As the Buffalo Sabres arrived for training camp Thursday, only one player faced questions about a criminal case.
Despite that fact, Evander Kane shrugged off his legal problems as merely something that happens to athletes.
“These situations are what they are,” Kane said in KeyBank Center. “They happen to athletes or people in a position such as myself. Those are things you just have to deal with and kind of come with the territory. In saying that, you have to be a little more aware and kind of put yourself on a higher pedestal than you maybe think you are.
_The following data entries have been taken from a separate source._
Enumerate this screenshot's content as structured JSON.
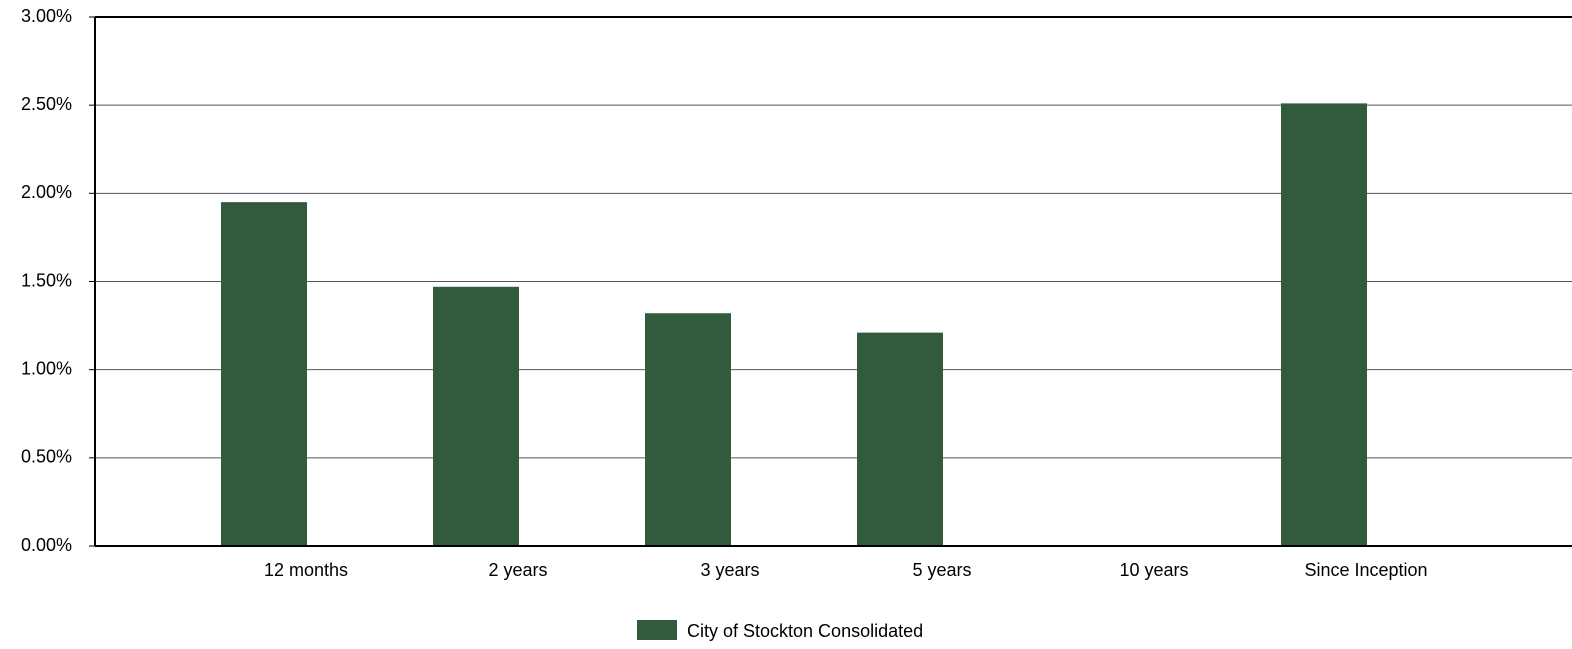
{
  "chart_data": {
    "type": "bar",
    "title": "",
    "xlabel": "",
    "ylabel": "",
    "categories": [
      "12 months",
      "2 years",
      "3 years",
      "5 years",
      "10 years",
      "Since Inception"
    ],
    "series": [
      {
        "name": "City of Stockton Consolidated",
        "values": [
          1.95,
          1.47,
          1.32,
          1.21,
          null,
          2.51
        ],
        "color": "#325a3c"
      }
    ],
    "ylim": [
      0,
      3.0
    ],
    "yticks": [
      0,
      0.5,
      1.0,
      1.5,
      2.0,
      2.5,
      3.0
    ],
    "ytick_labels": [
      "0.00%",
      "0.50%",
      "1.00%",
      "1.50%",
      "2.00%",
      "2.50%",
      "3.00%"
    ],
    "grid": "horizontal",
    "legend_position": "bottom-center"
  }
}
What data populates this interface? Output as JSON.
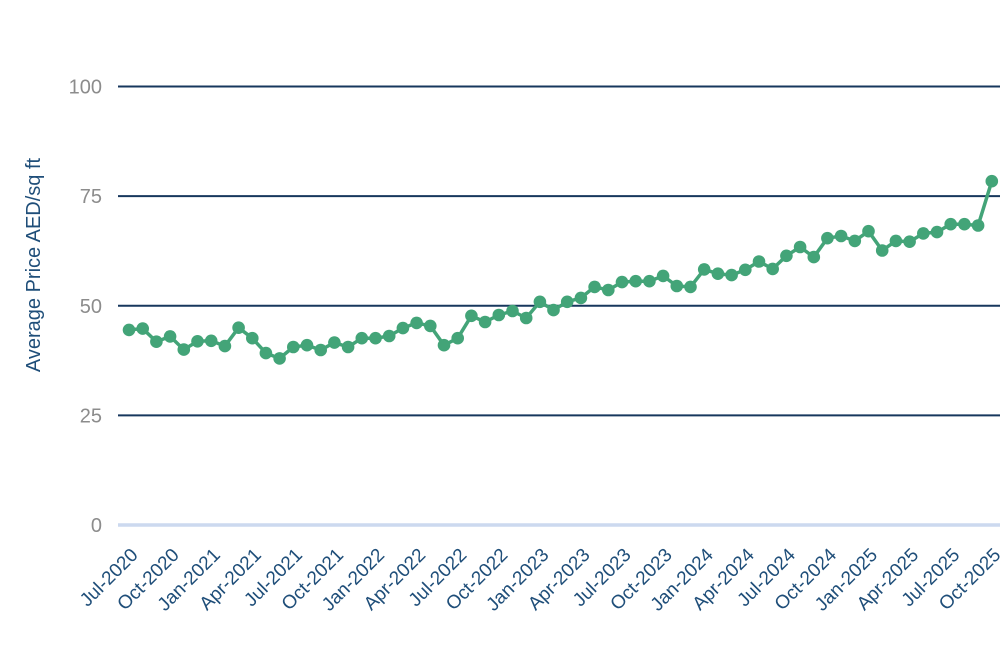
{
  "chart_data": {
    "type": "line",
    "title": "",
    "xlabel": "",
    "ylabel": "Average Price AED/sq ft",
    "ylim": [
      0,
      100
    ],
    "yticks": [
      0,
      25,
      50,
      75,
      100
    ],
    "x_tick_every": 3,
    "x_tick_rotation": 45,
    "grid": "horizontal",
    "legend": "none",
    "x": [
      "Jul-2020",
      "Aug-2020",
      "Sep-2020",
      "Oct-2020",
      "Nov-2020",
      "Dec-2020",
      "Jan-2021",
      "Feb-2021",
      "Mar-2021",
      "Apr-2021",
      "May-2021",
      "Jun-2021",
      "Jul-2021",
      "Aug-2021",
      "Sep-2021",
      "Oct-2021",
      "Nov-2021",
      "Dec-2021",
      "Jan-2022",
      "Feb-2022",
      "Mar-2022",
      "Apr-2022",
      "May-2022",
      "Jun-2022",
      "Jul-2022",
      "Aug-2022",
      "Sep-2022",
      "Oct-2022",
      "Nov-2022",
      "Dec-2022",
      "Jan-2023",
      "Feb-2023",
      "Mar-2023",
      "Apr-2023",
      "May-2023",
      "Jun-2023",
      "Jul-2023",
      "Aug-2023",
      "Sep-2023",
      "Oct-2023",
      "Nov-2023",
      "Dec-2023",
      "Jan-2024",
      "Feb-2024",
      "Mar-2024",
      "Apr-2024",
      "May-2024",
      "Jun-2024",
      "Jul-2024",
      "Aug-2024",
      "Sep-2024",
      "Oct-2024",
      "Nov-2024",
      "Dec-2024",
      "Jan-2025",
      "Feb-2025",
      "Mar-2025",
      "Apr-2025",
      "May-2025",
      "Jun-2025",
      "Jul-2025",
      "Aug-2025",
      "Sep-2025",
      "Oct-2025"
    ],
    "series": [
      {
        "name": "Average Price AED/sq ft",
        "values": [
          44.5,
          44.8,
          41.8,
          43.0,
          40.0,
          41.9,
          42.0,
          40.8,
          45.0,
          42.6,
          39.2,
          38.0,
          40.6,
          41.0,
          39.9,
          41.6,
          40.6,
          42.6,
          42.6,
          43.1,
          44.9,
          46.1,
          45.4,
          41.0,
          42.6,
          47.7,
          46.3,
          47.9,
          48.8,
          47.2,
          50.9,
          49.0,
          50.9,
          51.8,
          54.3,
          53.6,
          55.4,
          55.6,
          55.6,
          56.8,
          54.5,
          54.3,
          58.3,
          57.3,
          57.0,
          58.2,
          60.1,
          58.4,
          61.4,
          63.4,
          61.1,
          65.4,
          65.9,
          64.8,
          67.0,
          62.6,
          64.8,
          64.6,
          66.5,
          66.8,
          68.6,
          68.6,
          68.3,
          78.4
        ]
      }
    ],
    "colors": {
      "line": "#43a478",
      "marker": "#43a478",
      "gridline": "#17375d",
      "zero_line": "#ccd9ef",
      "y_tick_label": "#8c8c8c",
      "axis_label": "#1f4e79",
      "background": "#ffffff"
    }
  }
}
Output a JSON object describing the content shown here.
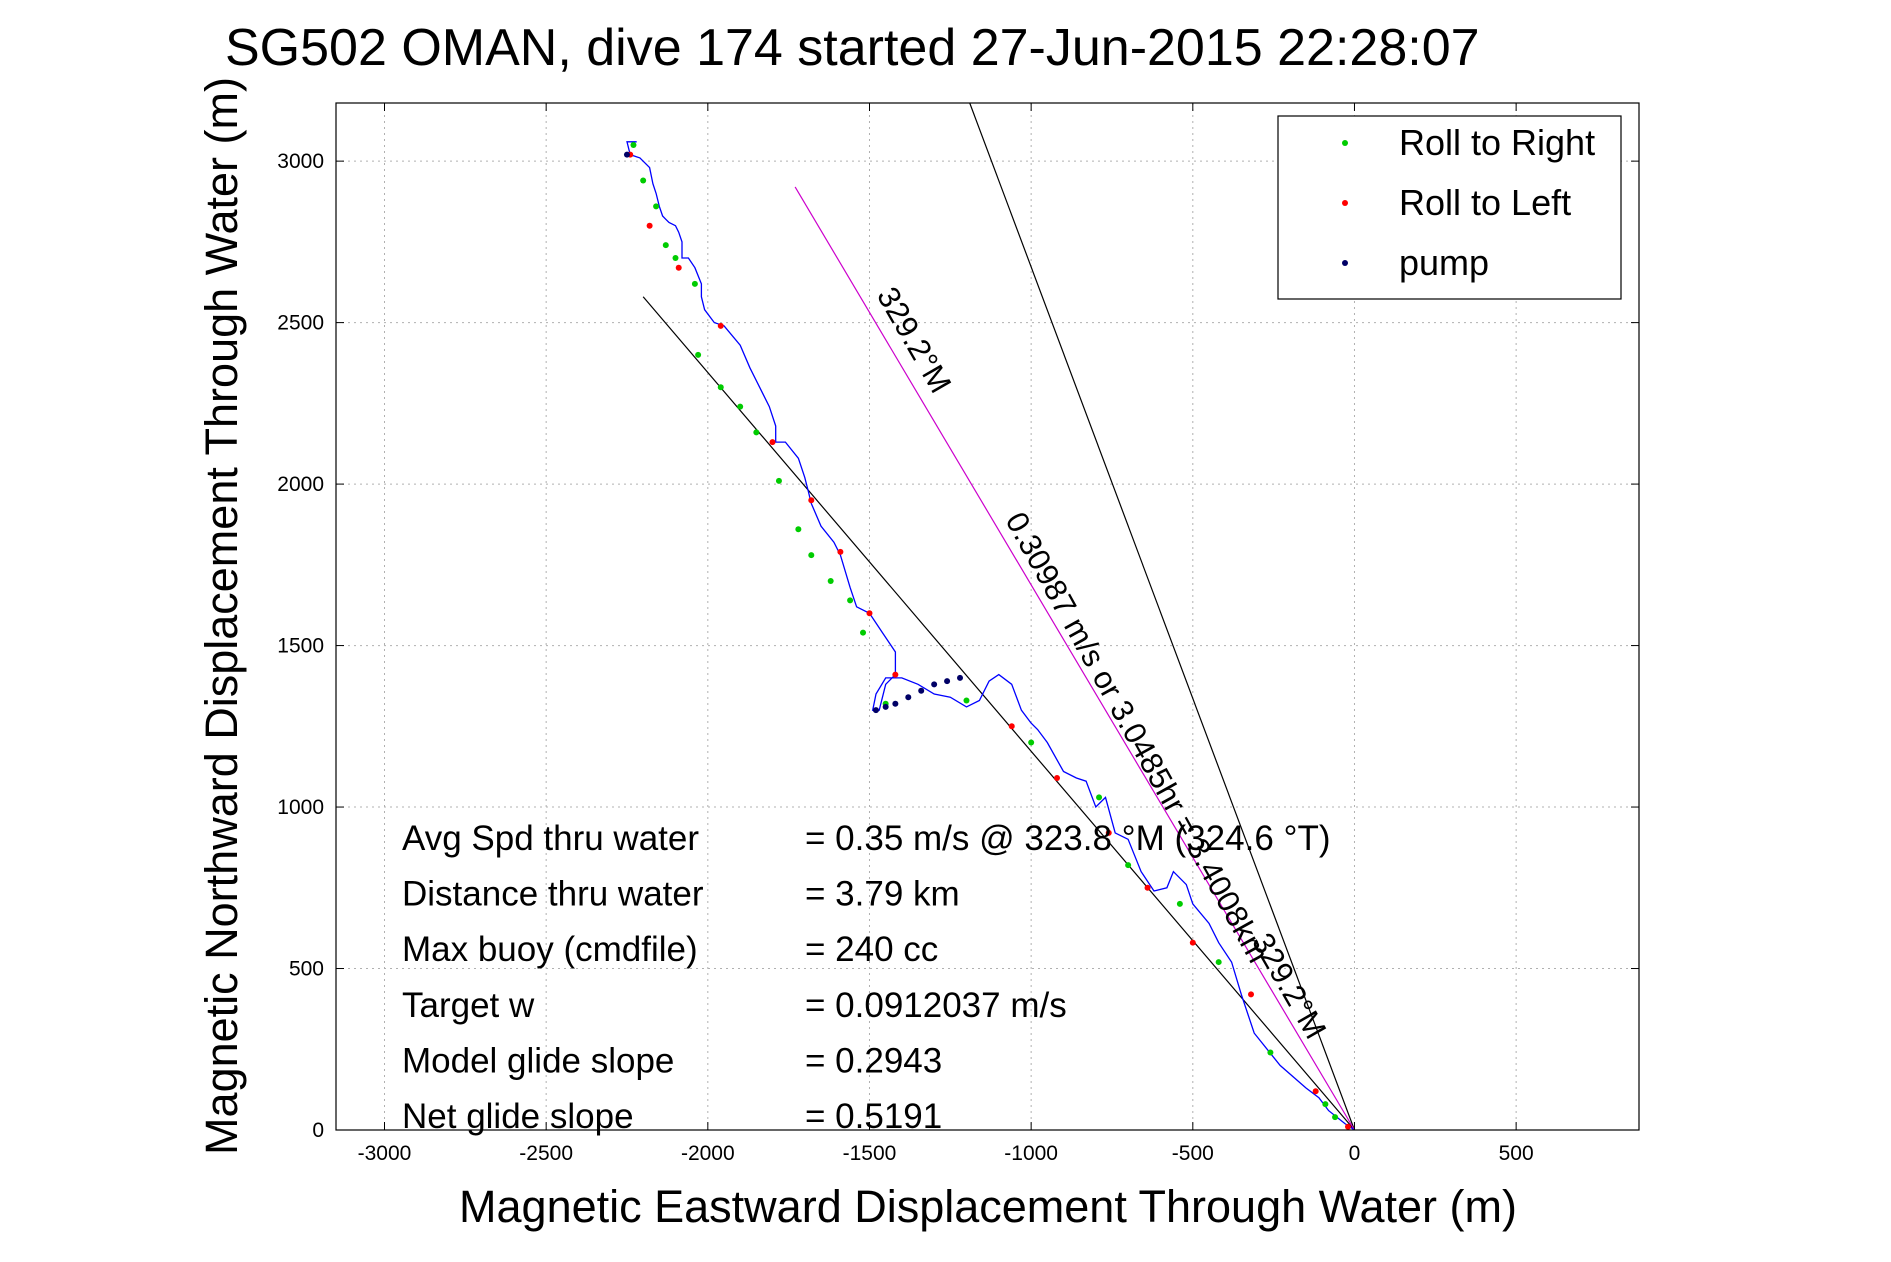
{
  "chart_data": {
    "type": "scatter",
    "title": "SG502 OMAN, dive 174 started 27-Jun-2015 22:28:07",
    "xlabel": "Magnetic Eastward Displacement Through Water (m)",
    "ylabel": "Magnetic Northward Displacement Through Water (m)",
    "xlim": [
      -3150,
      880
    ],
    "ylim": [
      0,
      3180
    ],
    "xticks": [
      -3000,
      -2500,
      -2000,
      -1500,
      -1000,
      -500,
      0,
      500
    ],
    "yticks": [
      0,
      500,
      1000,
      1500,
      2000,
      2500,
      3000
    ],
    "grid": true,
    "legend_position": "top-right",
    "legend": [
      {
        "label": "Roll to Right",
        "color": "#00cc00"
      },
      {
        "label": "Roll to Left",
        "color": "#ff0000"
      },
      {
        "label": "pump",
        "color": "#000066"
      }
    ],
    "track": {
      "name": "glider track",
      "color": "#0000ff",
      "x": [
        0,
        -30,
        -80,
        -110,
        -150,
        -230,
        -310,
        -350,
        -380,
        -420,
        -450,
        -500,
        -520,
        -560,
        -580,
        -620,
        -660,
        -700,
        -740,
        -770,
        -800,
        -830,
        -860,
        -900,
        -950,
        -980,
        -1000,
        -1030,
        -1060,
        -1100,
        -1130,
        -1160,
        -1200,
        -1250,
        -1300,
        -1350,
        -1400,
        -1450,
        -1480,
        -1490,
        -1470,
        -1450,
        -1420,
        -1420,
        -1460,
        -1500,
        -1540,
        -1560,
        -1590,
        -1590,
        -1610,
        -1650,
        -1680,
        -1690,
        -1700,
        -1720,
        -1760,
        -1790,
        -1790,
        -1810,
        -1840,
        -1870,
        -1900,
        -1950,
        -1980,
        -2010,
        -2020,
        -2020,
        -2040,
        -2060,
        -2080,
        -2080,
        -2090,
        -2100,
        -2120,
        -2130,
        -2140,
        -2150,
        -2160,
        -2170,
        -2180,
        -2210,
        -2240,
        -2250,
        -2220
      ],
      "y": [
        0,
        20,
        60,
        100,
        130,
        200,
        300,
        420,
        520,
        580,
        640,
        700,
        760,
        800,
        750,
        740,
        800,
        900,
        920,
        1030,
        1000,
        1080,
        1090,
        1110,
        1200,
        1240,
        1260,
        1300,
        1380,
        1410,
        1390,
        1330,
        1310,
        1340,
        1350,
        1380,
        1400,
        1400,
        1350,
        1300,
        1300,
        1380,
        1410,
        1480,
        1540,
        1600,
        1620,
        1680,
        1780,
        1780,
        1820,
        1870,
        1940,
        1980,
        2020,
        2080,
        2130,
        2130,
        2180,
        2240,
        2300,
        2360,
        2430,
        2490,
        2500,
        2540,
        2580,
        2620,
        2670,
        2700,
        2700,
        2750,
        2780,
        2800,
        2810,
        2820,
        2830,
        2860,
        2900,
        2930,
        2980,
        3010,
        3020,
        3060,
        3060
      ]
    },
    "roll_left_points": {
      "x": [
        -20,
        -120,
        -320,
        -500,
        -640,
        -760,
        -920,
        -1060,
        -1420,
        -1500,
        -1590,
        -1680,
        -1800,
        -1960,
        -2090,
        -2180,
        -2240
      ],
      "y": [
        10,
        120,
        420,
        580,
        750,
        920,
        1090,
        1250,
        1410,
        1600,
        1790,
        1950,
        2130,
        2490,
        2670,
        2800,
        3020
      ]
    },
    "roll_right_points": {
      "x": [
        -60,
        -90,
        -260,
        -420,
        -540,
        -700,
        -790,
        -1000,
        -1200,
        -1450,
        -1520,
        -1560,
        -1620,
        -1680,
        -1720,
        -1780,
        -1850,
        -1900,
        -1960,
        -2030,
        -2040,
        -2100,
        -2130,
        -2160,
        -2200,
        -2230
      ],
      "y": [
        40,
        80,
        240,
        520,
        700,
        820,
        1030,
        1200,
        1330,
        1320,
        1540,
        1640,
        1700,
        1780,
        1860,
        2010,
        2160,
        2240,
        2300,
        2400,
        2620,
        2700,
        2740,
        2860,
        2940,
        3050
      ]
    },
    "pump_points": {
      "x": [
        -1220,
        -1260,
        -1300,
        -1340,
        -1380,
        -1420,
        -1450,
        -1480,
        -2250
      ],
      "y": [
        1400,
        1390,
        1380,
        1360,
        1340,
        1320,
        1310,
        1300,
        3020
      ]
    },
    "reference_lines": [
      {
        "x": [
          0,
          -2200
        ],
        "y": [
          0,
          2580
        ],
        "color": "#000000"
      },
      {
        "x": [
          0,
          -1190
        ],
        "y": [
          0,
          3180
        ],
        "color": "#000000"
      },
      {
        "x": [
          0,
          -1730
        ],
        "y": [
          0,
          2920
        ],
        "color": "#cc00cc"
      }
    ],
    "annotations": [
      {
        "text": "329.2°M",
        "x": -1390,
        "y": 2430,
        "angle": 60
      },
      {
        "text": "0.30987 m/s or 3.0485hr = 3.4008km",
        "x": -700,
        "y": 1200,
        "angle": 61
      },
      {
        "text": "329.2°M",
        "x": -230,
        "y": 430,
        "angle": 60
      }
    ],
    "stats": [
      {
        "label": "Avg Spd thru water",
        "value": "=  0.35 m/s @ 323.8 °M (324.6 °T)"
      },
      {
        "label": "Distance thru water",
        "value": "=  3.79 km"
      },
      {
        "label": "Max buoy (cmdfile)",
        "value": "= 240 cc"
      },
      {
        "label": "Target w",
        "value": "= 0.0912037 m/s"
      },
      {
        "label": "Model glide slope",
        "value": "= 0.2943"
      },
      {
        "label": "Net glide slope",
        "value": "= 0.5191"
      }
    ]
  }
}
“Off the ice, these things unfortunately happen more often than not. They’re only becoming more and more relevant every day if you look around the other sports. For me, it’s just trying to stay out of that kind of stuff, kind of picking my spots better.”
Asked to agree that these situations still happen to a small percentage of athletes, Kane said, “I couldn’t comment.”
Kane, 25, is charged with misdemeanor criminal trespass and five noncriminal charges of disorderly conduct and harassment in connection with encounters he allegedly had with female patrons and a bouncer at a Buffalo bar in June. He is scheduled to return to court Oct. 31.
“I’ve been focused on hockey all summer,” he said. “I haven’t really put too much thought or emphasis on the other stuff. I’ve just kind of narrowed my focus and focused on hockey and my training, and I’m feeling pretty good about that.”
While Sabres General Manager Tim Murray and coach Dan Bylsma expressed disappointment during the summer that Kane generated negative headlines, the forward said Thursday he has not spoken with team management about the case. He also said he has not heard from the NHL.
His teammates did comment.
“I would hope that he wants to stay a little more low profile around things,” Sabres captain Brian Gionta said. “On the ice he can give us a certain dimension that we need and that we want for a teammate to come in and work hard the way he does and play the game hard. Hopefully, he’s still maturing as an individual off the ice.
“Whenever you represent a team, you want to represent it to the best character and have those character guys. You’re representing the logo, and that’s what everybody has to have in mind no matter what you’re doing.”
Kane says he is maturing.
“I turned 25 on Aug. 2, so I’m getting older, I’m maturing just as everybody else,” he said. “I think every year, every day you mature as a person and as a player. That’s kind of the product of the work ethic to your craft, and for me that’s something I’ve done my entire life and have continued to do throughout the summer.”
Kane, who had a tarnished image in Winnipeg, got a fresh start with his trade to Buffalo in February 2015. His June run-in, coupled with a sexual assault allegation in December, has burned that fresh start to ashes.
“I’m just focused on this season and trying to have the best season of my career so far,” Kane said. “It’s not about necessarily proving to everybody else. It’s kind of proving more so to myself, knowing what I’m capable of and just kind of executing that and putting that on display.”